Anxiety has gripped the Nigerian cryptocurrency markets as the country’s supervisory bank has ordered banks to close all accounts related to such. The implication of this is that banks in one of Africa’s largest economies will no longer allow transactions in Bitcoin and other cryptos.
In a circular sent by the Central Bank of Nigeria [CBN] to all banks and monitored by media houses, all accounts maintained by crypto exchangers are to be closed forthwith. No exact reason was given for this order that is now generating tension in the West African country.
The circular signed by the CBN Director of Banking Supervision, Bello Hassan; and the Director of Payments System Management Department reads thus:
“The Central Bank of Nigeria circular of January 12, 2017 ref FPR/DIR/GEN/CIR/06/010 which cautioned the Deposit Money Banks, non-bank financial institutions, other financial institutions and members of the public on the risk associated with transactions in cryptocurrency refers.
“Further to earlier regulatory directives on the subject, the bank hereby wishes to remind regulated institutions that dealing with cryptocurrencies or facilitating payments for cryptocurrency exchanges is prohibited.
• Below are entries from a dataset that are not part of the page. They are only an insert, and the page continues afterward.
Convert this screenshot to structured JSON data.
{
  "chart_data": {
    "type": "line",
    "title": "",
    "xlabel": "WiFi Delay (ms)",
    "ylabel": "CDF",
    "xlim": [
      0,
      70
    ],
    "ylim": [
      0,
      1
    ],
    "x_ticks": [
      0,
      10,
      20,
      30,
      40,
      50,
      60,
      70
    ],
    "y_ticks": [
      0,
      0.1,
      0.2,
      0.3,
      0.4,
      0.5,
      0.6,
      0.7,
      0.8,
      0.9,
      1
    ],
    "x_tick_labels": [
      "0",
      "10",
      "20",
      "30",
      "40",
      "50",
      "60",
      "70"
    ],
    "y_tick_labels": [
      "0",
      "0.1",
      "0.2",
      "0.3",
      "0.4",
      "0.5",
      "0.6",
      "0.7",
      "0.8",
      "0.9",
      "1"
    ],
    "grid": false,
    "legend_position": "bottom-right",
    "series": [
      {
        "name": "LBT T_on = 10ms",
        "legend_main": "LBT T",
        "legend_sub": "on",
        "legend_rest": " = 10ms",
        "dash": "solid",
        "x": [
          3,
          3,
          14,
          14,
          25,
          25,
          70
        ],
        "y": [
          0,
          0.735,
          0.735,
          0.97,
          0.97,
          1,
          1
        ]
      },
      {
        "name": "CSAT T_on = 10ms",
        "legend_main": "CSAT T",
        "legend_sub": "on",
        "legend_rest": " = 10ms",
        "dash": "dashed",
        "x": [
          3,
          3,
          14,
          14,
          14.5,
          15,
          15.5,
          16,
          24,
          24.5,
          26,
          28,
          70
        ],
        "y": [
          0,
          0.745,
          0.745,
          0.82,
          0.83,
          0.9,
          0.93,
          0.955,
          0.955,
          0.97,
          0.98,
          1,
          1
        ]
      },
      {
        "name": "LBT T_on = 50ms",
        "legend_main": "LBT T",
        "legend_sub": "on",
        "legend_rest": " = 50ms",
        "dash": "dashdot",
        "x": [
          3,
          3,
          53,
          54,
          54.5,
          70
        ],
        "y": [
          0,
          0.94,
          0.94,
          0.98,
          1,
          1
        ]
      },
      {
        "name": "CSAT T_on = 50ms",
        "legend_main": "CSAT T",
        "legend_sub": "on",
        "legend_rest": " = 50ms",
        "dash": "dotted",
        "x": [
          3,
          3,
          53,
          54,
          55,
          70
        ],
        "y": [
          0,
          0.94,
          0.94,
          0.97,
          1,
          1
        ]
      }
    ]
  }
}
“Accordingly, all DMBs, NBFIs, and OFIs are directed to identify persons and/or entities transacting in or operating cryptocurrency exchanges within their systems and ensure that such accounts are closed immediately.
“Please, note that breaches of this directive will attract severe regulatory sanctions.
“The letter takes immediate effect.”
As expected, criticism has started trailing the CBN’s order, with individuals and interest groups expressing shock at the development. Nigeria’s former Vice President Atiku Abubakar in his reaction called for a reversal of the order.
In a statement signed personally by Atiku and made available to newsmen, the former number two man said: “We need to open up our economy, not close it.”
“What Nigeria needs now, perhaps more than ever, are jobs and an opening up of our economy, especially after today’s report by the National Bureau of Statistics indicated that foreign capital inflow into Nigeria is at a four year low, having plummeted from $23.9 billion in 2019, to just $9.68 billion in 2020,” Atiku said per The Punch Newspapers.
2017 was the year cryptocurrencies started gaining grounds in Nigeria, rising from $900 in January of that year to almost $20,000 by the end of the year. Startups started to emerge; and this provided platforms for various financial solutions using the crypto technologies. If the 2017 was the breakthrough year for Bitcoin and other cryptos in Nigeria, what would one say about 2020?
In 2020, estimates from BuyCoins, one of the early exchangers to hit the market in 2017, and one the biggest in Nigeria, showed that total volumes of Bitcoin traded in Nigeria stood at $200 million per month. That figure alone is more than what was traded on the Nigerian Stock Exchange ($131 million) in Q2’2020.
The question is: would the government reverse itself and lift the ban considering the outcry by concerned and well-meaning individuals?